Many of my patients are worrying about COVID-19, but some are also complaining they are no longer getting home visits from other health professionals, such as their GP or physiotherapist, who are only offering telephone consultations. I’m tempted to point out that we, the community nurses, are still visiting them, but I don’t.
I buy my lunch from the supermarket opposite our health centre. As I queue up to pay for it, a woman stands behind me. She is so close I can hear her breathing. When I remind her about social distancing, she looks at me as if I’ve sworn at her.
During the afternoon, we get a referral for a patient who has tested positive for COVID-19, who needs post-operative care. The big questions are about PPE – what do we need and what do we have?
Our trust has guidelines and an online video about putting on PPE, but it is all about inpatient care. We are told to wear a gown, filtered mask and face visor, none of which we have.
I call my partner, an infection control nurse, and he explains the community guidelines to my manager; that we only need gloves, aprons and masks, and face visors if the patient has an active cough. Problem is, we have no face masks or goggles in the health centre.

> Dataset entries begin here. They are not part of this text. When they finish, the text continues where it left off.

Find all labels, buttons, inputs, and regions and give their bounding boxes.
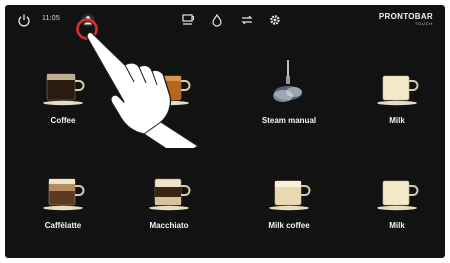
product-label: Milk [389,116,405,125]
product-milk-2[interactable]: Milk [351,165,443,245]
product-label: Caffèlatte [44,221,82,230]
steam-wand-icon [243,60,335,112]
milk-coffee-cup-icon [243,165,335,217]
product-steam-manual[interactable]: Steam manual [243,60,335,140]
product-caffelatte[interactable]: Caffèlatte [17,165,109,245]
power-icon[interactable] [17,13,31,27]
brand-sub: TOUCH [414,21,433,26]
gear-icon[interactable] [268,13,282,27]
milk-cup-icon [351,165,443,217]
swap-icon[interactable] [240,13,254,27]
product-milk-coffee[interactable]: Milk coffee [243,165,335,245]
brand-name: PRONTOBAR [378,12,433,21]
product-macchiato[interactable]: Macchiato [123,165,215,245]
brand-logo: PRONTOBAR TOUCH [379,13,433,26]
product-label: Milk [389,221,405,230]
product-label: Steam manual [261,116,317,125]
milk-cup-icon [351,60,443,112]
product-label: Milk coffee [268,221,310,230]
product-milk[interactable]: Milk [351,60,443,140]
pagination-dots [5,248,445,258]
caffelatte-glass-icon [17,165,109,217]
macchiato-glass-icon [123,165,215,217]
product-label: Macchiato [149,221,189,230]
clock: 11:05 [42,15,60,22]
pointing-hand-overlay [76,18,199,148]
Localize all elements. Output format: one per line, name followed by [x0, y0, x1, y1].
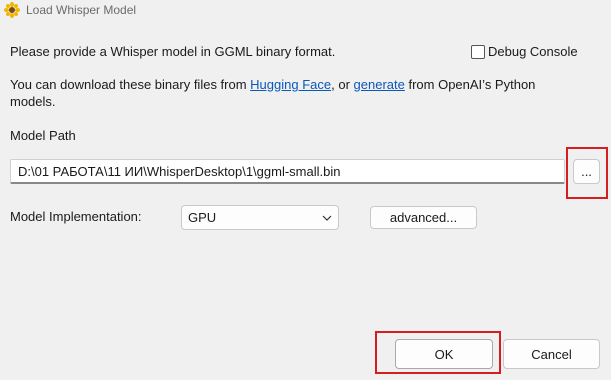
debug-console-label[interactable]: Debug Console: [488, 44, 578, 59]
model-path-input[interactable]: D:\01 РАБОТА\11 ИИ\WhisperDesktop\1\ggml…: [10, 159, 565, 184]
title-bar: Load Whisper Model: [0, 0, 611, 20]
download-info-line2: models.: [10, 94, 56, 109]
generate-link[interactable]: generate: [354, 77, 405, 92]
implementation-selected-value: GPU: [188, 210, 217, 225]
intro-text: Please provide a Whisper model in GGML b…: [10, 44, 336, 59]
chevron-down-icon: [322, 215, 332, 221]
sunflower-icon: [4, 2, 20, 18]
window-title: Load Whisper Model: [26, 3, 137, 17]
browse-button[interactable]: ...: [573, 159, 600, 184]
ok-button[interactable]: OK: [395, 339, 493, 369]
download-info-prefix: You can download these binary files from: [10, 77, 251, 92]
download-info-middle: , or: [331, 77, 354, 92]
cancel-button[interactable]: Cancel: [503, 339, 600, 369]
download-info-suffix: from OpenAI’s Python: [404, 77, 536, 92]
hugging-face-link[interactable]: Hugging Face: [250, 77, 331, 92]
model-implementation-label: Model Implementation:: [10, 209, 142, 224]
debug-console-checkbox[interactable]: [471, 45, 485, 59]
download-info-line1: You can download these binary files from…: [10, 77, 535, 92]
implementation-select[interactable]: GPU: [181, 205, 339, 230]
model-path-label: Model Path: [10, 128, 76, 143]
advanced-button[interactable]: advanced...: [370, 206, 477, 229]
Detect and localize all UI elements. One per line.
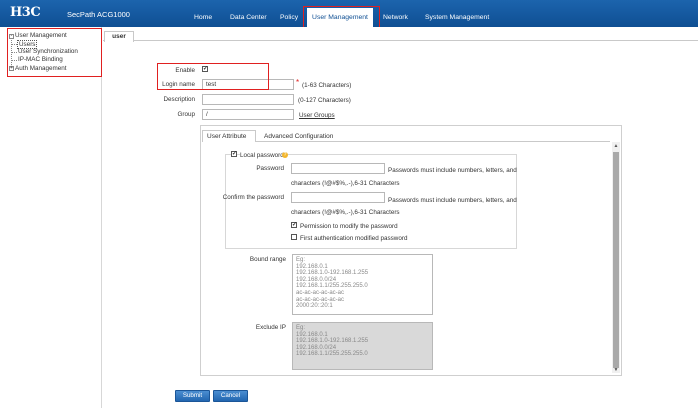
highlight-tree-box	[7, 28, 102, 77]
confirm-password-input[interactable]	[291, 192, 385, 203]
group-label: Group	[177, 111, 195, 118]
nav-policy[interactable]: Policy	[280, 14, 298, 21]
scroll-down-icon[interactable]: ▼	[612, 366, 620, 374]
required-star: *	[296, 78, 300, 87]
group-input[interactable]: /	[202, 109, 294, 120]
permission-modify-checkbox[interactable]: ✓	[291, 222, 297, 228]
product-name: SecPath ACG1000	[67, 10, 130, 19]
confirm-hint-line2: characters (!@#$%,.-),6-31 Characters	[291, 209, 400, 216]
nav-network[interactable]: Network	[383, 14, 408, 21]
permission-modify-label: Permission to modify the password	[300, 223, 398, 230]
scrollbar-thumb[interactable]	[613, 152, 619, 368]
subtab-user-attribute[interactable]: User Attribute	[207, 133, 246, 140]
confirm-password-label: Confirm the password	[222, 194, 284, 201]
highlight-form-box	[157, 63, 269, 90]
user-groups-link[interactable]: User Groups	[299, 112, 335, 119]
help-icon[interactable]: ?	[282, 152, 288, 158]
nav-data-center[interactable]: Data Center	[230, 14, 267, 21]
login-name-hint: (1-63 Characters)	[302, 82, 352, 89]
scroll-up-icon[interactable]: ▲	[612, 142, 620, 150]
bound-range-label: Bound range	[249, 256, 286, 263]
description-label: Description	[163, 96, 196, 103]
password-input[interactable]	[291, 163, 385, 174]
brand-logo: H3C	[10, 5, 41, 20]
first-auth-checkbox[interactable]	[291, 234, 297, 240]
subtab-advanced-configuration[interactable]: Advanced Configuration	[264, 133, 333, 140]
tab-user[interactable]: user	[104, 31, 134, 42]
left-tree-panel	[0, 27, 102, 408]
local-password-checkbox[interactable]: ✓	[231, 151, 237, 157]
bound-range-textarea[interactable]: Eg: 192.168.0.1 192.168.1.0-192.168.1.25…	[292, 254, 433, 315]
password-hint-line1: Passwords must include numbers, letters,…	[388, 167, 517, 174]
nav-system-management[interactable]: System Management	[425, 14, 489, 21]
submit-button[interactable]: Submit	[175, 390, 210, 402]
confirm-hint-line1: Passwords must include numbers, letters,…	[388, 197, 517, 204]
subtab-divider	[256, 141, 610, 142]
password-label: Password	[256, 165, 284, 172]
cancel-button[interactable]: Cancel	[213, 390, 248, 402]
nav-home[interactable]: Home	[194, 14, 212, 21]
local-password-label: Local password	[240, 152, 286, 159]
first-auth-label: First authentication modified password	[300, 235, 408, 242]
description-hint: (0-127 Characters)	[298, 97, 351, 104]
exclude-ip-textarea[interactable]: Eg: 192.168.0.1 192.168.1.0-192.168.1.25…	[292, 322, 433, 370]
description-input[interactable]	[202, 94, 294, 105]
tab-strip	[103, 31, 698, 41]
password-hint-line2: characters (!@#$%,.-),6-31 Characters	[291, 180, 400, 187]
exclude-ip-label: Exclude IP	[255, 324, 286, 331]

After a call to another team, we find there is a store of them for the district nursing service. It’s at a health centre five miles away from our office though, which is at least a 30-minute drive away. My manager says she’ll collect them tomorrow.
Wednesday March 25
A reality check
At home, after work
My partner comes home tonight looking really stressed. He tells me he’s had a horrible reality check on one of the hospital’s medical wards, which he frequently visits during the pandemic.
Three patients died on the ward from COVID-19 today and the ward manager was upset and stressed out. She showed my partner a large cupboard full of bags, containing the belongings of patients who had died. No one knows what to do with them. Would the relatives want them back? How would they decontaminate them?
My partner was confronted with a physical reminder of how many patients are dying. As nurses, we are seeing the reality of this infection and the loss of life. Each one of those bags contained the belongings of a person. They will no longer need them.
Friday March 27
I wake up with a cough, fever and backache. My partner tells me these are symptoms of COVID-19, so I call my GP surgery who tells me to call NHS 111. After being on hold for an hour-and-a-half, I finally speak to someone. I have a very quick triage and the call handler tells me a doctor or nurse will call me back shortly. Ten minutes later a doctor calls and tells me he thinks I have COVID-19 and to stay off work for at least seven days.
I feel awful. I am needed at work, but I cannot go in. I would be putting both my patients and colleagues at risk, but I still feel guilty. I’m a nurse with years of experience and many clinical skills, it doesn’t feel right sitting at home when my patients need me, but I have no choice.
*This advice was given before the government issued new guidance on PPE for healthcare staff.